InsideOUT Cape Cod, March 23, 2012
– Ben Paterson in his Woods Hole home studio.
By ELISE HUGUS
It’s not too often that a small town is honored with a genre of its own. But Woods Hole is about to hear itself in musical form with the debut of Brother’s Rye.
Blending bluegrass, folk, outlaw country and rockabilly, frontman Benjamin Lee Paterson’s songs are quiet anthems for the year-round population; people who live hard and party harder, and don’t expect their lives are the stuff wistful country songs are made of.
Born in Wales to a folk singer mother and a Welsh carpenter father, Paterson says he was basically “raised under a bar stool.” Though exposed to folk at an early age, he became a musician almost by accident: while recovering from mono at age 13, he learned to play the guitar from a book his mother gave him; in his 20s, he picked up the keyboard while recovering from a snowboarding mishap.
After attending Montserrat College of Art for sculpture, Paterson stayed on the North Shore playing with various bands until he moved back to Woods Hole a few years ago. Anyone who went out in the summer of 2011 would have had to have been deaf if they didn’t hear his band, Silver Still Shines, playing a local venue.
But Paterson says he’s had enough of playing covers five shows a week just to pay the bills. With the help of The Ryes, featuring Topher Maffei on percussion, Josh Dayton on upright bass, and Randy Gummow on guitar, he’s recording a new album from his home studio. If the songs they’ve released so far are any indication, be prepared with a bottle of Knob Creek and your long-lost sweetheart on speed dial.
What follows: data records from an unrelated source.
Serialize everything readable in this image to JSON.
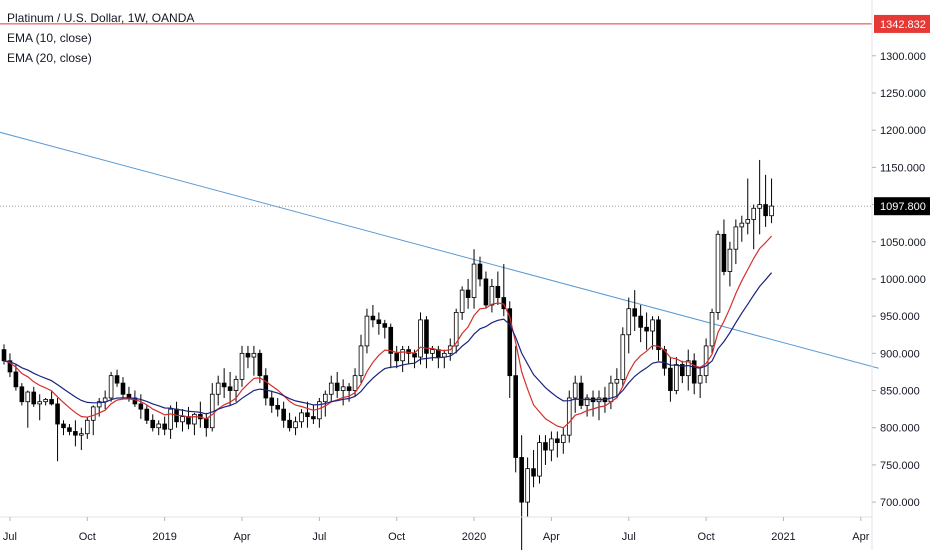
{
  "legend": {
    "symbol": "Platinum / U.S. Dollar, 1W, OANDA",
    "ema10": "EMA (10, close)",
    "ema20": "EMA (20, close)"
  },
  "colors": {
    "background": "#ffffff",
    "up_candle": "#ffffff",
    "down_candle": "#000000",
    "candle_border": "#000000",
    "ema10": "#d32f2f",
    "ema20": "#1a237e",
    "trendline": "#5b9bd5",
    "horizontal_line": "#e53935",
    "current_price_line": "#9e9e9e",
    "axis_text": "#131722"
  },
  "chart_data": {
    "type": "candlestick",
    "title": "Platinum / U.S. Dollar, 1W, OANDA",
    "timeframe": "1W",
    "ylim": [
      680,
      1375
    ],
    "y_ticks": [
      700,
      750,
      800,
      850,
      900,
      950,
      1000,
      1050,
      1100,
      1150,
      1200,
      1250,
      1300
    ],
    "y_tick_labels": [
      "700.000",
      "750.000",
      "800.000",
      "850.000",
      "900.000",
      "950.000",
      "1000.000",
      "1050.000",
      "1100.000",
      "1150.000",
      "1200.000",
      "1250.000",
      "1300.000"
    ],
    "x_ticks": [
      {
        "label": "Jul",
        "week": 1
      },
      {
        "label": "Oct",
        "week": 14
      },
      {
        "label": "2019",
        "week": 27
      },
      {
        "label": "Apr",
        "week": 40
      },
      {
        "label": "Jul",
        "week": 53
      },
      {
        "label": "Oct",
        "week": 66
      },
      {
        "label": "2020",
        "week": 79
      },
      {
        "label": "Apr",
        "week": 92
      },
      {
        "label": "Jul",
        "week": 105
      },
      {
        "label": "Oct",
        "week": 118
      },
      {
        "label": "2021",
        "week": 131
      },
      {
        "label": "Apr",
        "week": 144
      }
    ],
    "series_ohlc_format": "[open, high, low, close]",
    "candles": [
      [
        905,
        912,
        885,
        890
      ],
      [
        890,
        900,
        868,
        875
      ],
      [
        875,
        885,
        850,
        855
      ],
      [
        855,
        860,
        830,
        835
      ],
      [
        835,
        850,
        800,
        848
      ],
      [
        848,
        855,
        828,
        832
      ],
      [
        832,
        845,
        810,
        835
      ],
      [
        835,
        840,
        830,
        838
      ],
      [
        838,
        850,
        830,
        832
      ],
      [
        832,
        840,
        755,
        805
      ],
      [
        805,
        810,
        790,
        800
      ],
      [
        800,
        805,
        790,
        795
      ],
      [
        795,
        810,
        775,
        790
      ],
      [
        790,
        800,
        770,
        792
      ],
      [
        792,
        815,
        785,
        810
      ],
      [
        810,
        830,
        790,
        828
      ],
      [
        828,
        840,
        815,
        835
      ],
      [
        835,
        850,
        825,
        840
      ],
      [
        840,
        875,
        835,
        870
      ],
      [
        870,
        878,
        855,
        860
      ],
      [
        860,
        868,
        838,
        845
      ],
      [
        845,
        855,
        835,
        840
      ],
      [
        840,
        850,
        828,
        832
      ],
      [
        832,
        845,
        812,
        825
      ],
      [
        825,
        830,
        805,
        810
      ],
      [
        810,
        818,
        795,
        800
      ],
      [
        800,
        810,
        790,
        805
      ],
      [
        805,
        815,
        790,
        798
      ],
      [
        798,
        830,
        785,
        825
      ],
      [
        825,
        835,
        800,
        808
      ],
      [
        808,
        825,
        795,
        815
      ],
      [
        815,
        828,
        798,
        805
      ],
      [
        805,
        820,
        790,
        818
      ],
      [
        818,
        835,
        800,
        812
      ],
      [
        812,
        820,
        788,
        800
      ],
      [
        800,
        860,
        795,
        845
      ],
      [
        845,
        870,
        830,
        860
      ],
      [
        860,
        880,
        840,
        855
      ],
      [
        855,
        875,
        830,
        850
      ],
      [
        850,
        870,
        835,
        865
      ],
      [
        865,
        910,
        855,
        900
      ],
      [
        900,
        910,
        880,
        895
      ],
      [
        895,
        910,
        870,
        900
      ],
      [
        900,
        905,
        860,
        870
      ],
      [
        870,
        880,
        830,
        840
      ],
      [
        840,
        850,
        820,
        830
      ],
      [
        830,
        840,
        815,
        825
      ],
      [
        825,
        835,
        800,
        810
      ],
      [
        810,
        820,
        795,
        800
      ],
      [
        800,
        815,
        790,
        808
      ],
      [
        808,
        825,
        800,
        820
      ],
      [
        820,
        835,
        800,
        815
      ],
      [
        815,
        830,
        805,
        812
      ],
      [
        812,
        840,
        800,
        835
      ],
      [
        835,
        850,
        815,
        845
      ],
      [
        845,
        870,
        835,
        860
      ],
      [
        860,
        875,
        840,
        850
      ],
      [
        850,
        865,
        830,
        855
      ],
      [
        855,
        860,
        835,
        850
      ],
      [
        850,
        880,
        842,
        870
      ],
      [
        870,
        925,
        860,
        910
      ],
      [
        910,
        960,
        900,
        950
      ],
      [
        950,
        965,
        935,
        945
      ],
      [
        945,
        955,
        925,
        940
      ],
      [
        940,
        945,
        920,
        935
      ],
      [
        935,
        940,
        880,
        900
      ],
      [
        900,
        910,
        880,
        890
      ],
      [
        890,
        910,
        875,
        905
      ],
      [
        905,
        910,
        885,
        900
      ],
      [
        900,
        905,
        880,
        895
      ],
      [
        895,
        955,
        885,
        945
      ],
      [
        945,
        950,
        880,
        900
      ],
      [
        900,
        910,
        890,
        905
      ],
      [
        905,
        910,
        880,
        895
      ],
      [
        895,
        905,
        880,
        900
      ],
      [
        900,
        920,
        890,
        910
      ],
      [
        910,
        960,
        900,
        955
      ],
      [
        955,
        990,
        945,
        985
      ],
      [
        985,
        1000,
        960,
        975
      ],
      [
        975,
        1040,
        960,
        1020
      ],
      [
        1020,
        1030,
        990,
        1000
      ],
      [
        1000,
        1010,
        960,
        965
      ],
      [
        965,
        1000,
        955,
        990
      ],
      [
        990,
        1010,
        965,
        975
      ],
      [
        975,
        1020,
        950,
        960
      ],
      [
        960,
        970,
        840,
        870
      ],
      [
        870,
        910,
        740,
        760
      ],
      [
        760,
        790,
        620,
        700
      ],
      [
        700,
        760,
        680,
        745
      ],
      [
        745,
        770,
        720,
        735
      ],
      [
        735,
        790,
        725,
        780
      ],
      [
        780,
        790,
        750,
        770
      ],
      [
        770,
        795,
        755,
        785
      ],
      [
        785,
        795,
        760,
        780
      ],
      [
        780,
        800,
        765,
        790
      ],
      [
        790,
        850,
        780,
        840
      ],
      [
        840,
        870,
        820,
        860
      ],
      [
        860,
        870,
        825,
        830
      ],
      [
        830,
        845,
        815,
        840
      ],
      [
        840,
        850,
        815,
        835
      ],
      [
        835,
        850,
        810,
        840
      ],
      [
        840,
        855,
        820,
        835
      ],
      [
        835,
        870,
        825,
        860
      ],
      [
        860,
        880,
        840,
        865
      ],
      [
        865,
        935,
        855,
        925
      ],
      [
        925,
        975,
        900,
        960
      ],
      [
        960,
        985,
        930,
        950
      ],
      [
        950,
        965,
        915,
        935
      ],
      [
        935,
        955,
        905,
        930
      ],
      [
        930,
        950,
        905,
        945
      ],
      [
        945,
        950,
        890,
        905
      ],
      [
        905,
        910,
        870,
        880
      ],
      [
        880,
        895,
        835,
        850
      ],
      [
        850,
        895,
        845,
        885
      ],
      [
        885,
        890,
        860,
        870
      ],
      [
        870,
        905,
        850,
        890
      ],
      [
        890,
        900,
        845,
        860
      ],
      [
        860,
        880,
        840,
        870
      ],
      [
        870,
        920,
        860,
        910
      ],
      [
        910,
        960,
        900,
        955
      ],
      [
        955,
        1065,
        945,
        1060
      ],
      [
        1060,
        1080,
        1005,
        1010
      ],
      [
        1010,
        1050,
        990,
        1040
      ],
      [
        1040,
        1080,
        1020,
        1070
      ],
      [
        1070,
        1085,
        1050,
        1075
      ],
      [
        1075,
        1135,
        1060,
        1080
      ],
      [
        1080,
        1100,
        1040,
        1095
      ],
      [
        1095,
        1160,
        1060,
        1100
      ],
      [
        1100,
        1140,
        1070,
        1085
      ],
      [
        1085,
        1135,
        1075,
        1098
      ]
    ],
    "ema10": "EMA (10, close)",
    "ema20": "EMA (20, close)",
    "trendline": {
      "start": {
        "week": -2,
        "price": 1200
      },
      "end": {
        "week": 147,
        "price": 880
      }
    },
    "horizontal_line": {
      "price": 1342.832,
      "label": "1342.832"
    },
    "current_price": {
      "price": 1097.8,
      "label": "1097.800"
    }
  }
}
Paterson shared his thoughts on life and music over a Miller Highlife (or several) with InsideOUT before the show.
InsideOUT: What’s a typical Brother’s Rye show like?
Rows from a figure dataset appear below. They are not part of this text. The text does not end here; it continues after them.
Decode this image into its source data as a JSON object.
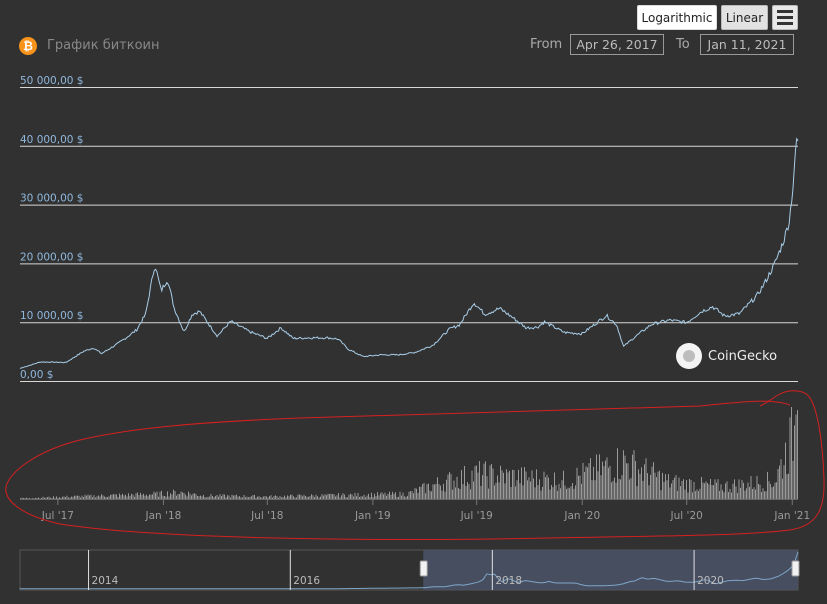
{
  "header": {
    "title": "График биткоин",
    "coin_symbol": "₿",
    "from_label": "From",
    "from_value": "Apr 26, 2017",
    "to_label": "To",
    "to_value": "Jan 11, 2021"
  },
  "buttons": {
    "logarithmic": "Logarithmic",
    "linear": "Linear"
  },
  "watermark": {
    "text": "CoinGecko",
    "icon": "coingecko-gecko-icon"
  },
  "colors": {
    "background": "#313131",
    "price_line": "#a8cde8",
    "volume_bars": "#9a9a9a",
    "annotation": "#d62020",
    "navigator_fill": "#4a5468"
  },
  "chart_data": [
    {
      "type": "line",
      "series": [
        {
          "x": [
            "2017-04-26",
            "2017-06-01",
            "2017-07-15",
            "2017-08-15",
            "2017-09-01",
            "2017-09-15",
            "2017-10-15",
            "2017-11-15",
            "2017-12-01",
            "2017-12-17",
            "2017-12-28",
            "2018-01-08",
            "2018-01-20",
            "2018-02-06",
            "2018-02-20",
            "2018-03-05",
            "2018-04-05",
            "2018-04-28",
            "2018-06-01",
            "2018-07-01",
            "2018-07-25",
            "2018-08-15",
            "2018-09-15",
            "2018-10-15",
            "2018-11-01",
            "2018-11-20",
            "2018-12-15",
            "2019-01-15",
            "2019-02-15",
            "2019-03-15",
            "2019-04-15",
            "2019-05-15",
            "2019-06-01",
            "2019-06-26",
            "2019-07-15",
            "2019-08-10",
            "2019-09-01",
            "2019-09-25",
            "2019-10-15",
            "2019-10-27",
            "2019-12-01",
            "2020-01-01",
            "2020-02-12",
            "2020-03-01",
            "2020-03-13",
            "2020-04-01",
            "2020-05-01",
            "2020-06-01",
            "2020-07-01",
            "2020-07-27",
            "2020-08-15",
            "2020-09-05",
            "2020-10-01",
            "2020-11-01",
            "2020-11-15",
            "2020-12-01",
            "2020-12-17",
            "2020-12-27",
            "2021-01-03",
            "2021-01-08",
            "2021-01-11"
          ],
          "y": [
            1300,
            2400,
            2300,
            4200,
            4800,
            3800,
            5600,
            7800,
            10500,
            19000,
            14500,
            16500,
            11500,
            7500,
            10500,
            11000,
            6800,
            9300,
            7500,
            6400,
            8200,
            6400,
            6500,
            6500,
            6300,
            4500,
            3300,
            3600,
            3600,
            4000,
            5200,
            8000,
            8700,
            12500,
            10500,
            11500,
            10000,
            8200,
            8300,
            9200,
            7400,
            7200,
            10300,
            8700,
            5000,
            6600,
            8800,
            9500,
            9100,
            11000,
            11800,
            10200,
            10600,
            13700,
            16000,
            19000,
            23000,
            26500,
            33000,
            40500,
            40000
          ]
        }
      ],
      "ylim": [
        0,
        50000
      ],
      "yticks": [
        "50 000,00 $",
        "40 000,00 $",
        "30 000,00 $",
        "20 000,00 $",
        "10 000,00 $",
        "0,00 $"
      ],
      "ytick_values": [
        50000,
        40000,
        30000,
        20000,
        10000,
        0
      ],
      "grid": true
    },
    {
      "type": "bar",
      "name": "volume",
      "x_start": "2017-04-26",
      "x_end": "2021-01-11",
      "xticks": [
        "Jul '17",
        "Jan '18",
        "Jul '18",
        "Jan '19",
        "Jul '19",
        "Jan '20",
        "Jul '20",
        "Jan '21"
      ],
      "xtick_dates": [
        "2017-07-01",
        "2018-01-01",
        "2018-07-01",
        "2019-01-01",
        "2019-07-01",
        "2020-01-01",
        "2020-07-01",
        "2021-01-01"
      ],
      "levels": [
        {
          "date": "2017-04-26",
          "value": 1
        },
        {
          "date": "2017-12-20",
          "value": 6
        },
        {
          "date": "2018-01-31",
          "value": 8
        },
        {
          "date": "2018-03-15",
          "value": 4
        },
        {
          "date": "2018-07-01",
          "value": 3
        },
        {
          "date": "2019-03-01",
          "value": 6
        },
        {
          "date": "2019-05-01",
          "value": 20
        },
        {
          "date": "2019-07-01",
          "value": 30
        },
        {
          "date": "2019-12-01",
          "value": 22
        },
        {
          "date": "2020-03-12",
          "value": 45
        },
        {
          "date": "2020-06-01",
          "value": 20
        },
        {
          "date": "2020-09-01",
          "value": 15
        },
        {
          "date": "2020-12-01",
          "value": 22
        },
        {
          "date": "2021-01-11",
          "value": 95
        }
      ]
    },
    {
      "type": "area",
      "name": "navigator",
      "xticks": [
        "2014",
        "2016",
        "2018",
        "2020"
      ],
      "xtick_dates": [
        "2014-01-01",
        "2016-01-01",
        "2018-01-01",
        "2020-01-01"
      ],
      "range": [
        "2013-04-28",
        "2021-01-11"
      ],
      "selected": [
        "2017-04-26",
        "2021-01-11"
      ]
    }
  ]
}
Ben Paterson: It’s a mix of originals and some covers of the Dead, Tom Petty, Pokey LaFarge, The Band. It’s not just sad bastard country; I’m just trying to share the songs I love.
I do what I like. I’m not going to turn around and have a jam band because that’s what’s popular.
I/O: How is your musical style affected by place?
Ben Paterson: I consider myself from Woods Hole, and my music is inherently affected by that. Woods Hole has both sides: the good times, the steel drums and shellfish, but it also has that harsh, windy winter.
I/O: If I didn’t know you, I’d think you were from the south.
Ben Paterson: It’s south Falmouth. It is the south. (Laughs.)
I might not have a southern accent, but [country] is what I like listening to, it’s what I like writing.
I do have a twang when I sing. I was told by someone who’s signed by a major record label not to use it. But if I think about it, it’s too hard. It’s just what comes naturally.
I/O: But you definitely have a country element in your music. Where does that come from?
Ben Paterson: I’m drawn to country, by how open it is, how much imagery it includes. Country is from everywhere; it’s not just from one area. It originated in one place, and then it spread. Plus, there’s nothing cooler than writing a song about a freight train.
I/O: I hear you’re making a music video for ‘Start It Up Again.’ What’s the song about?
Ben Paterson: I wanted for a long time to write about my hometown, but keep it out of focus as possible so that not only people from Woods Hole are going to get it. It’s got the feel of a lot of people’s hometowns.
I/O: Is Cape Cod a good place to be a musician?
Ben Paterson: I’m in a good, supportive place right now to live and record. I don’t know if Cape Cod is the place… Part of me wants to grow old and be like Johnny Hoy; the other part of me wants to do what I do year-round.